Whether it was on the road or in closed circuits, hundreds of races took place each year across Europe, drawing large crowds. Racing teams emerged as genuine businesses, with drivers becoming international stars. The calendar for the 1928 European championship included 55 races in 15 countries, with these numbers increasing to 82 races in 18 countries in 1936. Growth remained steady, despite the major difficulties faced by the automotive industry in the early 1930s. In order to make the event profitable, attract the best drivers and the international press, and reach a broader public, race directors competed with one another over the gigantic size of infrastructure, as well as the size of the prizes awarded to the winners of events. At the Grand Prix de la Marne, the number of visitors grew from 17,000 in 1926 to 48,000 in 1929, and then reached 60,000 visitors in 1938, when the track was selected to host the most prestigious French race, the Grand Prix de France, sponsored by the national automobile club. In the meantime, its track (in Gueux, near Reims) was equipped with stands that could accommodate 7,000 paying viewers, in addition to an eight-kilometre gallery, eight telegraph posts, and 26 stands made of cement. The value in constant francs of the prizes distributed grew fivefold during the same period. The 1935 German Grand Prix was attended by an estimated 250,000 viewers, a growing minority of whom traveled there in cars.
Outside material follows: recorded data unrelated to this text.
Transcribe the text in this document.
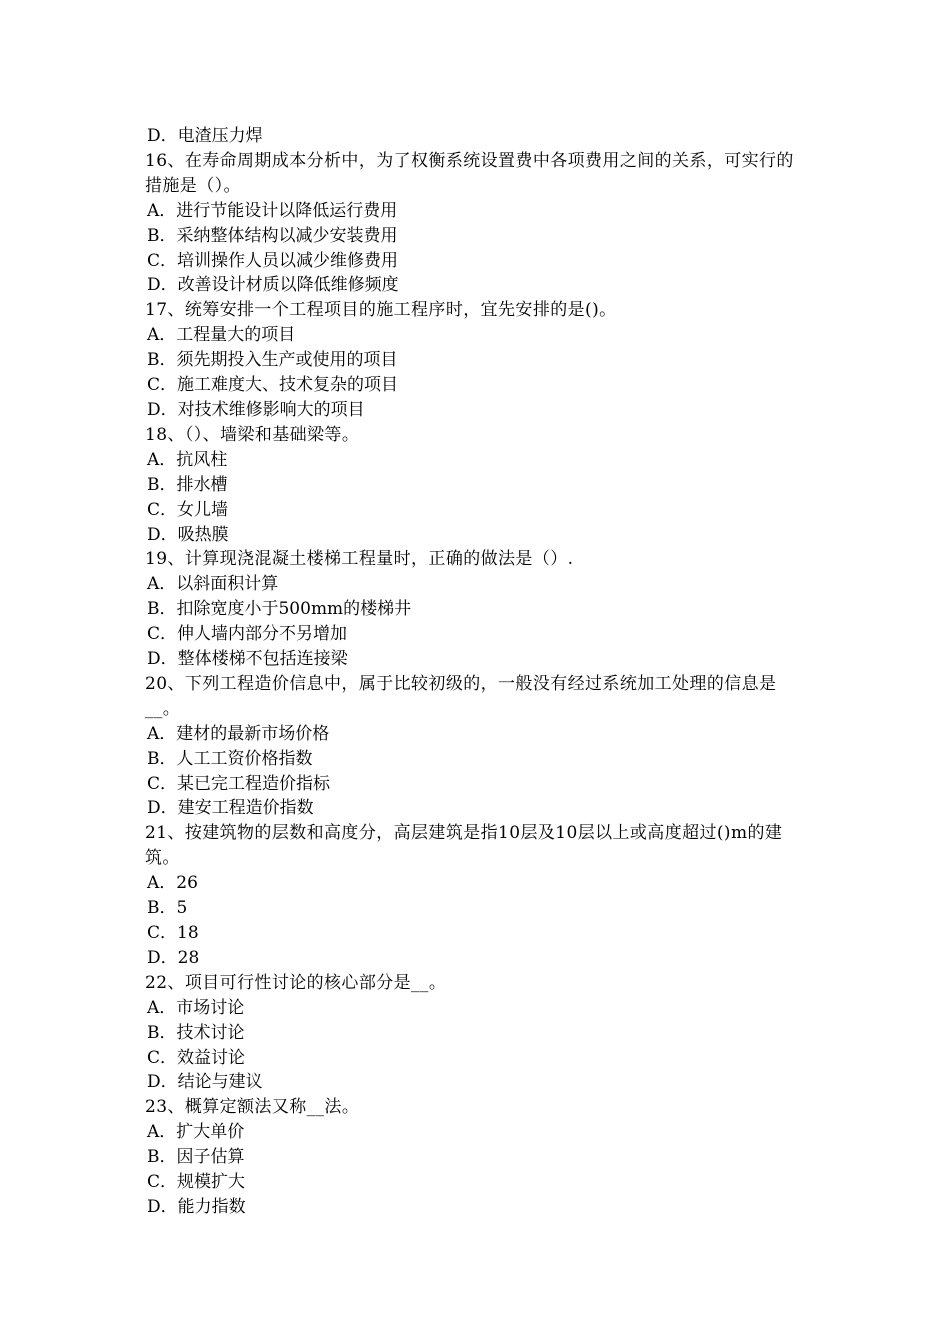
D．电渣压力焊
16、在寿命周期成本分析中，为了权衡系统设置费中各项费用之间的关系，可实行的措施是（）。
A．进行节能设计以降低运行费用
B．采纳整体结构以减少安装费用
C．培训操作人员以减少维修费用
D．改善设计材质以降低维修频度
17、统筹安排一个工程项目的施工程序时，宜先安排的是()。
A．工程量大的项目
B．须先期投入生产或使用的项目
C．施工难度大、技术复杂的项目
D．对技术维修影响大的项目
18、（）、墙梁和基础梁等。
A．抗风柱
B．排水槽
C．女儿墙
D．吸热膜
19、计算现浇混凝土楼梯工程量时，正确的做法是（）.
A．以斜面积计算
B．扣除宽度小于500mm的楼梯井
C．伸人墙内部分不另增加
D．整体楼梯不包括连接梁
20、下列工程造价信息中，属于比较初级的，一般没有经过系统加工处理的信息是__。
A．建材的最新市场价格
B．人工工资价格指数
C．某已完工程造价指标
D．建安工程造价指数
21、按建筑物的层数和高度分，高层建筑是指10层及10层以上或高度超过()m的建筑。
A．26
B．5
C．18
D．28
22、项目可行性讨论的核心部分是__。
A．市场讨论
B．技术讨论
C．效益讨论
D．结论与建议
23、概算定额法又称__法。
A．扩大单价
B．因子估算
C．规模扩大
D．能力指数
Each race thus became a more or less prestigious event in the European calendar, and mobilized local economic actors in addition to drivers, builders, journalists, and viewers from across Europe. The infrastructure was built by regional entrepreneurs, architects, and labourers. As elsewhere, dozens of hotels and restaurants in Reims were partners of the Grand Prix de la Marne. Printers and publicity agents filled their order books, with cinemas screening the film of the race before packed houses. Almost all garages and cycling and sporting goods stores took out advertising space to attract tourists between events, with the central race being just one of a series of cultural events extending over two days. While the balance sheet for Grands Prix almost always showed a deficit, these events were a blessing for local economic and commercial actors, who grew dependent on them. The event extended throughout the city in the days preceding that particular Sunday of the year: business ran at full capacity, connected festivities were organized in urban neighbourhoods (balls, fairs, visits), cars were exhibited in front of the newspaper sponsoring the event. Foreign tourists mixed with the local population as they tried to spot drivers, international stars whose faces and exploits were familiar thanks to accounts and photographs published in the press. The crowd then dispersed, tourists returned home or continued on their way, and drivers prepared for the next stage of the European Championship. At the end of each season, the points were added up, and a racing team was crowned champion of Europe. In 1931, a driver earned this distinction for the first time. With its racetracks, stable of stars, and public, motor sport subsequently became European.